2. Building the Capacity of Teacher Leaders and Learners
Luke Spielman and Stephanie Blue, Mukwonago School District
In schools, the most impactful and lasting changes stem from teacher leadership. Teachers are in the best position to understand the needs of their students and can drive meaningful improvements in the classroom and beyond. In this session, we will share the steps our school has taken to build teacher leaders and learners through establishing Professional Learning Communities (PLCs), developing teacher leadership capacity, and systems designed to support ongoing professional growth. One key initiative has been creating new teacher leadership teams to amplify teacher voices and enhance collaboration across departments. We've cultivated a culture of shared leadership and continuous learning by empowering teachers to take on leadership roles. This session will highlight actionable strategies for fostering teacher leadership, instituting leadership teams, and developing systems that support ongoing learning and growth in your school community.
3. Creating a Positive School Climate: Building Powerful Teams for Tier 2 Behavior Support
Yaribel Rodriguez, AWSA
This session is tailored for principals seeking effective strategies to address Tier 2 behaviors through a culturally responsive lens.
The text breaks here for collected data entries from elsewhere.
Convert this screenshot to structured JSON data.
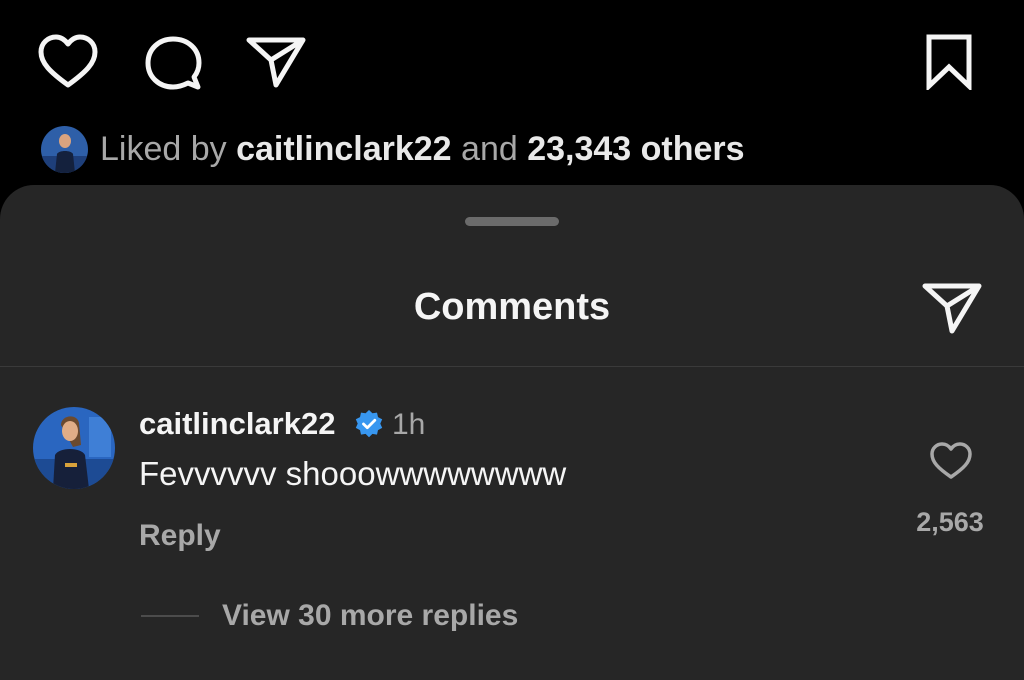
{
  "actions": {
    "icons": [
      "heart-icon",
      "comment-icon",
      "paper-plane-icon",
      "bookmark-icon"
    ]
  },
  "likes": {
    "prefix": "Liked by",
    "user": "caitlinclark22",
    "joiner": "and",
    "count": "23,343 others"
  },
  "sheet": {
    "title": "Comments",
    "share_icon": "paper-plane-icon"
  },
  "comment": {
    "username": "caitlinclark22",
    "verified": true,
    "time": "1h",
    "text": "Fevvvvvv shooowwwwwwww",
    "reply_label": "Reply",
    "like_count": "2,563",
    "view_replies": "View 30 more replies"
  },
  "colors": {
    "background": "#000000",
    "sheet": "#262626",
    "primary_text": "#f5f5f5",
    "secondary_text": "#a8a8a8",
    "verified": "#3897f0"
  }
}
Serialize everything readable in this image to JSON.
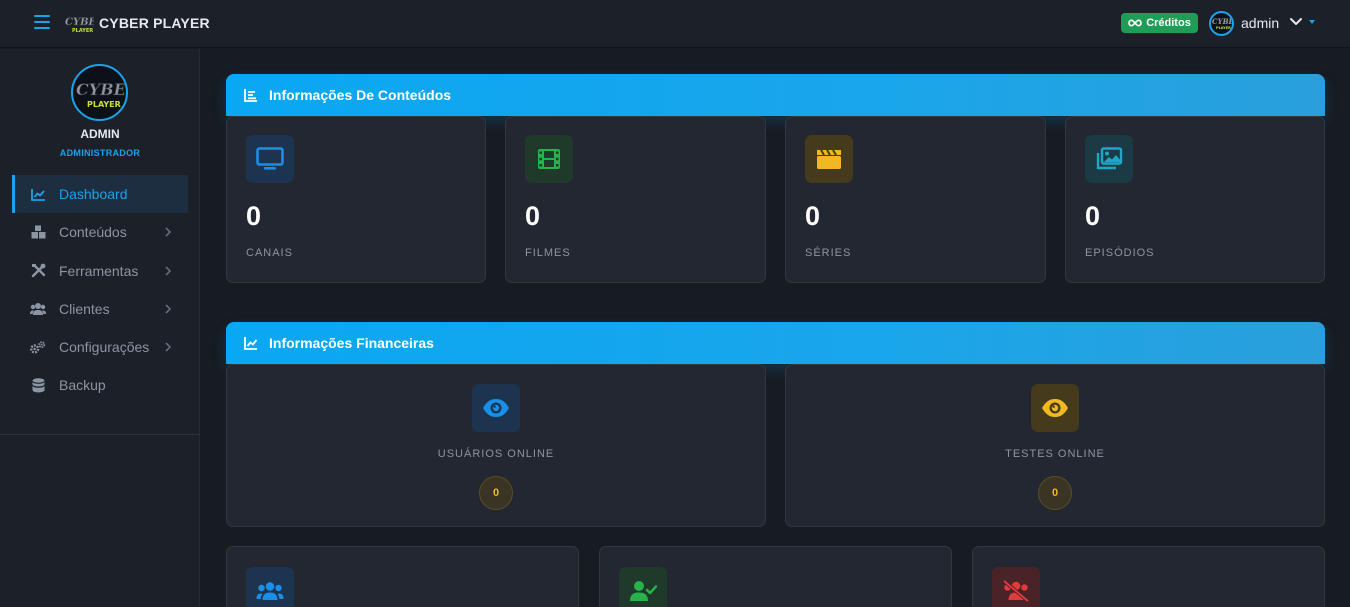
{
  "header": {
    "brand_logo_text": "CYBER PLAYER",
    "brand_title": "CYBER PLAYER",
    "credits_label": "Créditos",
    "user_name": "admin"
  },
  "sidebar": {
    "avatar_logo_text": "CYBER PLAYER",
    "user_name": "ADMIN",
    "user_role": "ADMINISTRADOR",
    "items": [
      {
        "label": "Dashboard",
        "icon": "chart-line-icon",
        "active": true,
        "has_submenu": false
      },
      {
        "label": "Conteúdos",
        "icon": "boxes-icon",
        "active": false,
        "has_submenu": true
      },
      {
        "label": "Ferramentas",
        "icon": "tools-icon",
        "active": false,
        "has_submenu": true
      },
      {
        "label": "Clientes",
        "icon": "users-icon",
        "active": false,
        "has_submenu": true
      },
      {
        "label": "Configurações",
        "icon": "cogs-icon",
        "active": false,
        "has_submenu": true
      },
      {
        "label": "Backup",
        "icon": "database-icon",
        "active": false,
        "has_submenu": false
      }
    ]
  },
  "content_section": {
    "title": "Informações De Conteúdos",
    "cards": [
      {
        "value": "0",
        "label": "CANAIS",
        "icon": "tv-icon",
        "color": "#1a8fe8"
      },
      {
        "value": "0",
        "label": "FILMES",
        "icon": "film-icon",
        "color": "#27b24a"
      },
      {
        "value": "0",
        "label": "SÉRIES",
        "icon": "clapperboard-icon",
        "color": "#f2b824"
      },
      {
        "value": "0",
        "label": "EPISÓDIOS",
        "icon": "images-icon",
        "color": "#1aa7c8"
      }
    ]
  },
  "finance_section": {
    "title": "Informações Financeiras",
    "cards": [
      {
        "label": "USUÁRIOS ONLINE",
        "value": "0",
        "icon": "eye-icon",
        "color": "#1a8fe8"
      },
      {
        "label": "TESTES ONLINE",
        "value": "0",
        "icon": "eye-icon",
        "color": "#f2b824"
      }
    ]
  },
  "bottom_cards": [
    {
      "icon": "users-icon",
      "color": "#1a8fe8"
    },
    {
      "icon": "user-check-icon",
      "color": "#27b24a"
    },
    {
      "icon": "users-slash-icon",
      "color": "#e23b3b"
    }
  ],
  "colors": {
    "accent": "#1aa3e8",
    "credits": "#1f9d57",
    "background": "#171b22",
    "card": "#232731"
  }
}
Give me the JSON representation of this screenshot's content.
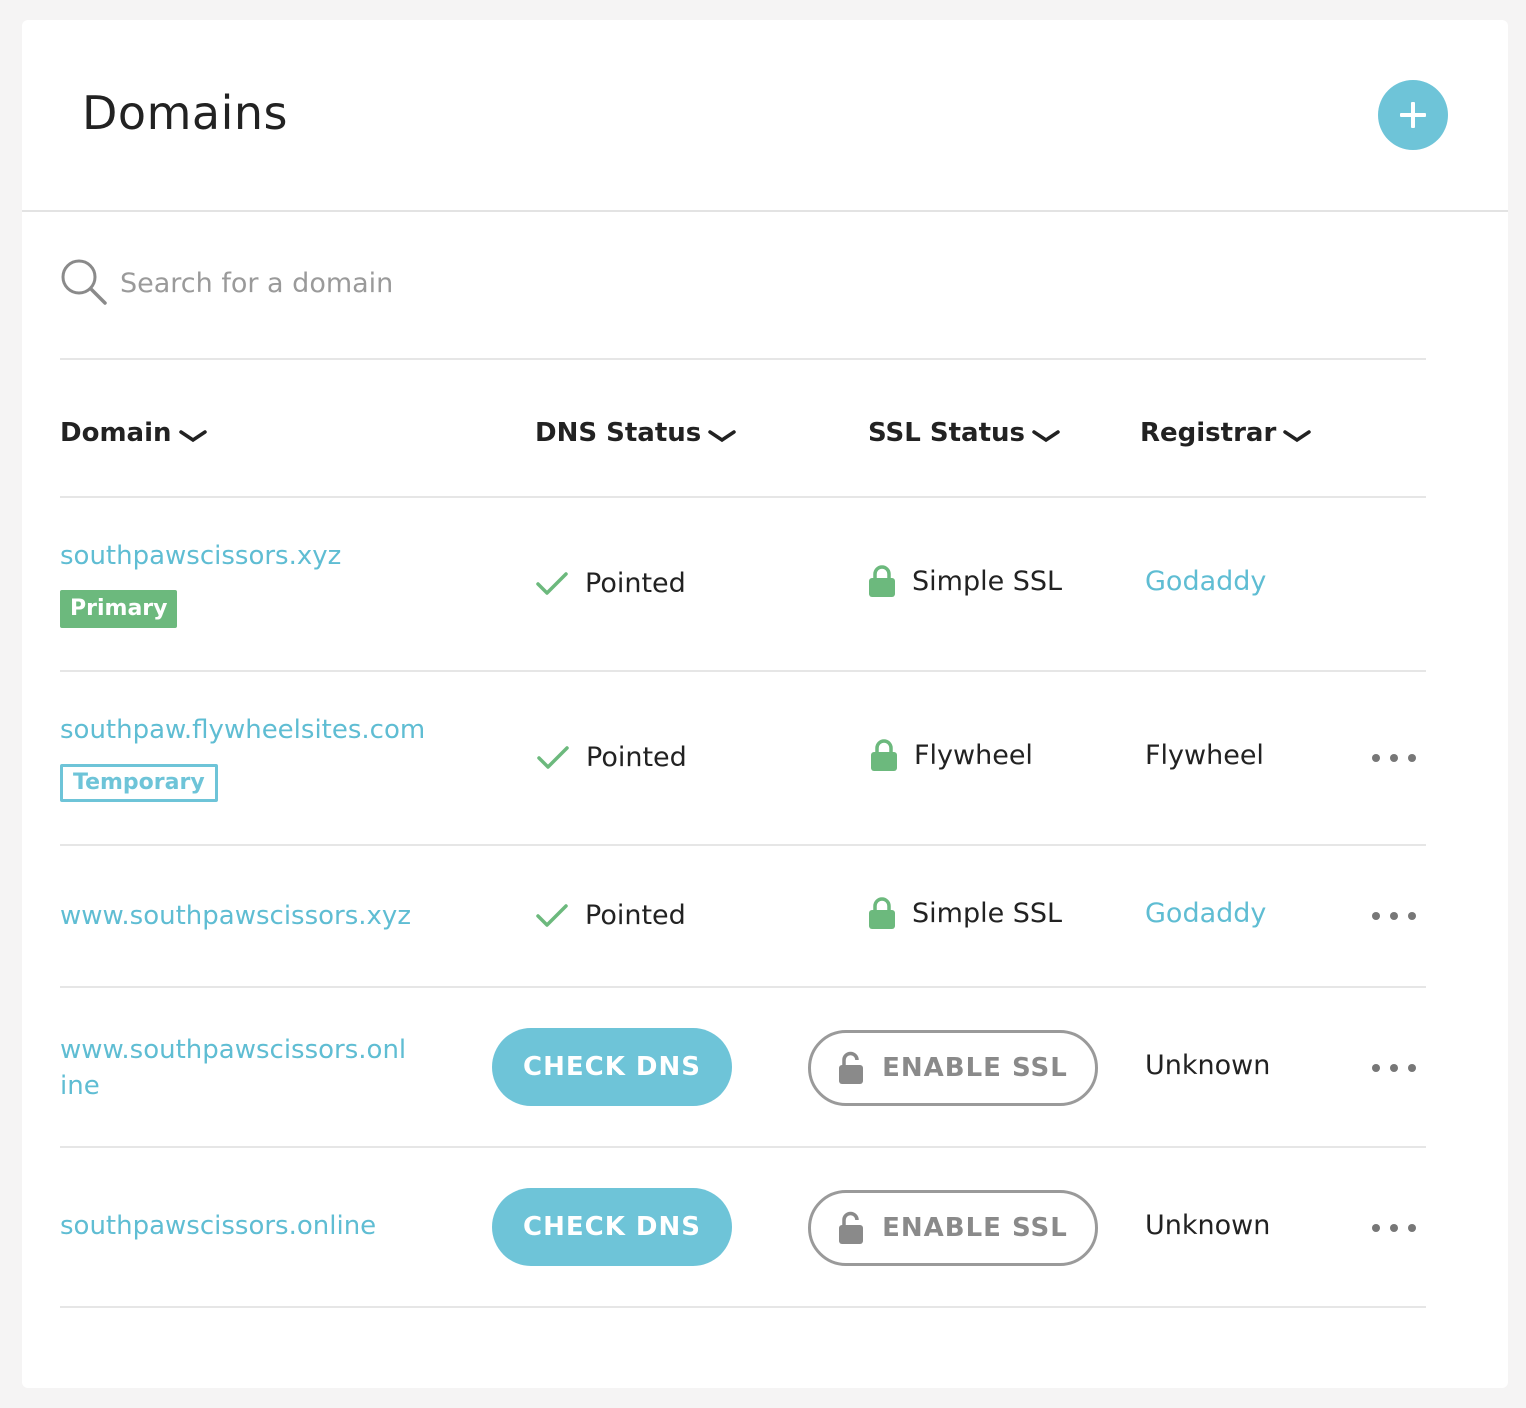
{
  "header": {
    "title": "Domains",
    "add_icon": "plus-icon"
  },
  "search": {
    "placeholder": "Search for a domain",
    "value": ""
  },
  "columns": {
    "domain": "Domain",
    "dns": "DNS Status",
    "ssl": "SSL Status",
    "registrar": "Registrar"
  },
  "rows": [
    {
      "domain": "southpawscissors.xyz",
      "badge": "Primary",
      "dns": "Pointed",
      "ssl": "Simple SSL",
      "registrar": "Godaddy"
    },
    {
      "domain": "southpaw.flywheelsites.com",
      "badge": "Temporary",
      "dns": "Pointed",
      "ssl": "Flywheel",
      "registrar": "Flywheel"
    },
    {
      "domain": "www.southpawscissors.xyz",
      "dns": "Pointed",
      "ssl": "Simple SSL",
      "registrar": "Godaddy"
    },
    {
      "domain": "www.southpawscissors.online",
      "dns_action": "CHECK DNS",
      "ssl_action": "ENABLE SSL",
      "registrar": "Unknown"
    },
    {
      "domain": "southpawscissors.online",
      "dns_action": "CHECK DNS",
      "ssl_action": "ENABLE SSL",
      "registrar": "Unknown"
    }
  ],
  "colors": {
    "accent": "#6ec4d8",
    "link": "#5fbdd3",
    "success": "#6cb97d",
    "muted": "#9a9a9a"
  }
}
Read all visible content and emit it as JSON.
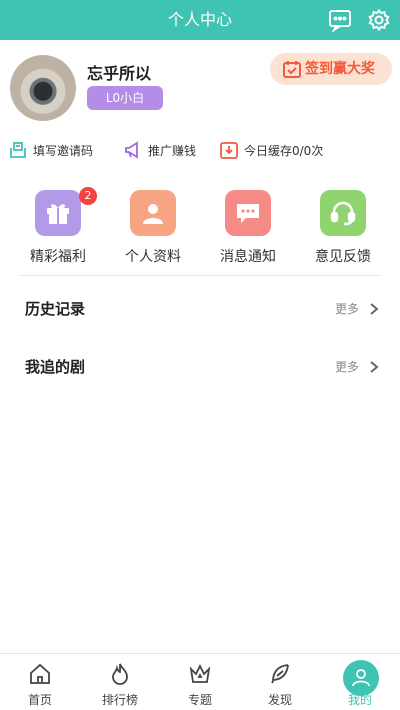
{
  "header": {
    "title": "个人中心",
    "message_icon": "message-icon",
    "settings_icon": "gear-icon"
  },
  "profile": {
    "username": "忘乎所以",
    "level": "L0小白",
    "checkin_label": "签到赢大奖"
  },
  "quick_actions": [
    {
      "label": "填写邀请码",
      "icon": "invite-code-icon"
    },
    {
      "label": "推广赚钱",
      "icon": "megaphone-icon"
    },
    {
      "label": "今日缓存0/0次",
      "icon": "download-icon"
    }
  ],
  "feature_grid": [
    {
      "label": "精彩福利",
      "icon": "gift-icon",
      "badge": "2",
      "color": "#b39ae9"
    },
    {
      "label": "个人资料",
      "icon": "user-icon",
      "color": "#f7a583"
    },
    {
      "label": "消息通知",
      "icon": "chat-icon",
      "color": "#f68a86"
    },
    {
      "label": "意见反馈",
      "icon": "headset-icon",
      "color": "#8fd46f"
    }
  ],
  "sections": [
    {
      "title": "历史记录",
      "more": "更多"
    },
    {
      "title": "我追的剧",
      "more": "更多"
    }
  ],
  "tabbar": [
    {
      "label": "首页",
      "icon": "home-icon"
    },
    {
      "label": "排行榜",
      "icon": "flame-icon"
    },
    {
      "label": "专题",
      "icon": "crown-icon"
    },
    {
      "label": "发现",
      "icon": "feather-icon"
    },
    {
      "label": "我的",
      "icon": "profile-icon",
      "active": true
    }
  ],
  "colors": {
    "accent": "#3fc3b3",
    "checkin_text": "#f35a3c",
    "badge": "#f4433f"
  }
}
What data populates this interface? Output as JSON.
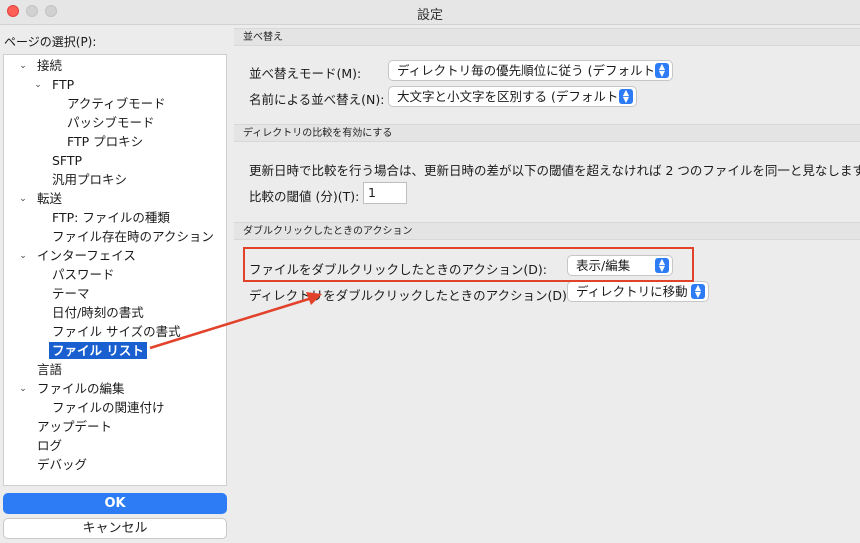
{
  "window": {
    "title": "設定"
  },
  "sidebar": {
    "label": "ページの選択(P):",
    "items": [
      {
        "label": "接続"
      },
      {
        "label": "FTP"
      },
      {
        "label": "アクティブモード"
      },
      {
        "label": "パッシブモード"
      },
      {
        "label": "FTP プロキシ"
      },
      {
        "label": "SFTP"
      },
      {
        "label": "汎用プロキシ"
      },
      {
        "label": "転送"
      },
      {
        "label": "FTP: ファイルの種類"
      },
      {
        "label": "ファイル存在時のアクション"
      },
      {
        "label": "インターフェイス"
      },
      {
        "label": "パスワード"
      },
      {
        "label": "テーマ"
      },
      {
        "label": "日付/時刻の書式"
      },
      {
        "label": "ファイル サイズの書式"
      },
      {
        "label": "ファイル リスト"
      },
      {
        "label": "言語"
      },
      {
        "label": "ファイルの編集"
      },
      {
        "label": "ファイルの関連付け"
      },
      {
        "label": "アップデート"
      },
      {
        "label": "ログ"
      },
      {
        "label": "デバッグ"
      }
    ]
  },
  "buttons": {
    "ok": "OK",
    "cancel": "キャンセル"
  },
  "sort": {
    "header": "並べ替え",
    "mode_label": "並べ替えモード(M):",
    "mode_value": "ディレクトリ毎の優先順位に従う (デフォルト)",
    "name_label": "名前による並べ替え(N):",
    "name_value": "大文字と小文字を区別する (デフォルト)"
  },
  "compare": {
    "header": "ディレクトリの比較を有効にする",
    "description": "更新日時で比較を行う場合は、更新日時の差が以下の閾値を超えなければ 2 つのファイルを同一と見なします。",
    "threshold_label": "比較の閾値 (分)(T):",
    "threshold_value": "1"
  },
  "doubleclick": {
    "header": "ダブルクリックしたときのアクション",
    "file_label": "ファイルをダブルクリックしたときのアクション(D):",
    "file_value": "表示/編集",
    "dir_label": "ディレクトリをダブルクリックしたときのアクション(D):",
    "dir_value": "ディレクトリに移動"
  },
  "colors": {
    "accent": "#2d7cf6",
    "selection": "#1a5fd0",
    "annotation": "#e2412a"
  }
}
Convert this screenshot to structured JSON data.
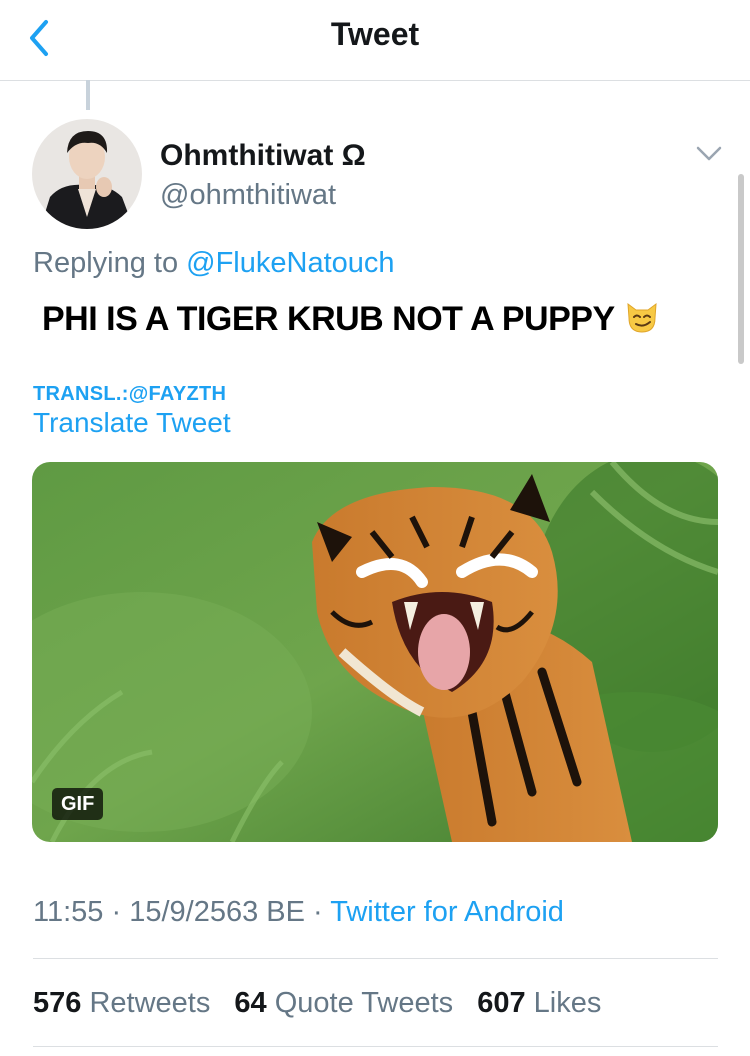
{
  "header": {
    "title": "Tweet",
    "back_icon": "chevron-left-icon"
  },
  "author": {
    "name": "Ohmthitiwat Ω",
    "handle": "@ohmthitiwat"
  },
  "tweet": {
    "replying_prefix": "Replying to",
    "replying_to": "@FlukeNatouch",
    "text": "PHI IS A TIGER KRUB NOT A PUPPY",
    "emoji": "smirking-cat-face-icon",
    "translation_credit": "TRANSL.:@FAYZTH",
    "translate_link": "Translate Tweet",
    "media_badge": "GIF"
  },
  "meta": {
    "time": "11:55",
    "separator": " · ",
    "date": "15/9/2563 BE",
    "source": "Twitter for Android"
  },
  "stats": {
    "retweets_count": "576",
    "retweets_label": "Retweets",
    "quotes_count": "64",
    "quotes_label": "Quote Tweets",
    "likes_count": "607",
    "likes_label": "Likes"
  },
  "colors": {
    "accent": "#1da1f2",
    "secondary_text": "#657786",
    "divider": "#dcdfe2"
  }
}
By fostering inclusive problem-solving approaches, educators can create supportive environments that empower both students and staff. Join us as we explore practical techniques for forming powerful teams dedicated to supporting student and educator success. Through examples, case studies, and discussions, participants will gain insights into reducing disciplinary incidents and the need for intensive supports.
4. Legislative Update
Dee Pettack, SAA
Dee will provide an overview of the Legislative issues of most importance to secondary school leaders.
5. Energy Leadership: Keeping Educators Motivated in a Challenging Socio-Political Climate
Tammy Gibbons, AWSA
What does it take to keep educators motivated when every corner of their world and life may present obstacles and perceived barriers to student impact? This session will focus on leading a school community that energizes one another, sees change as an opportunity, and focuses on thriving, not just surviving.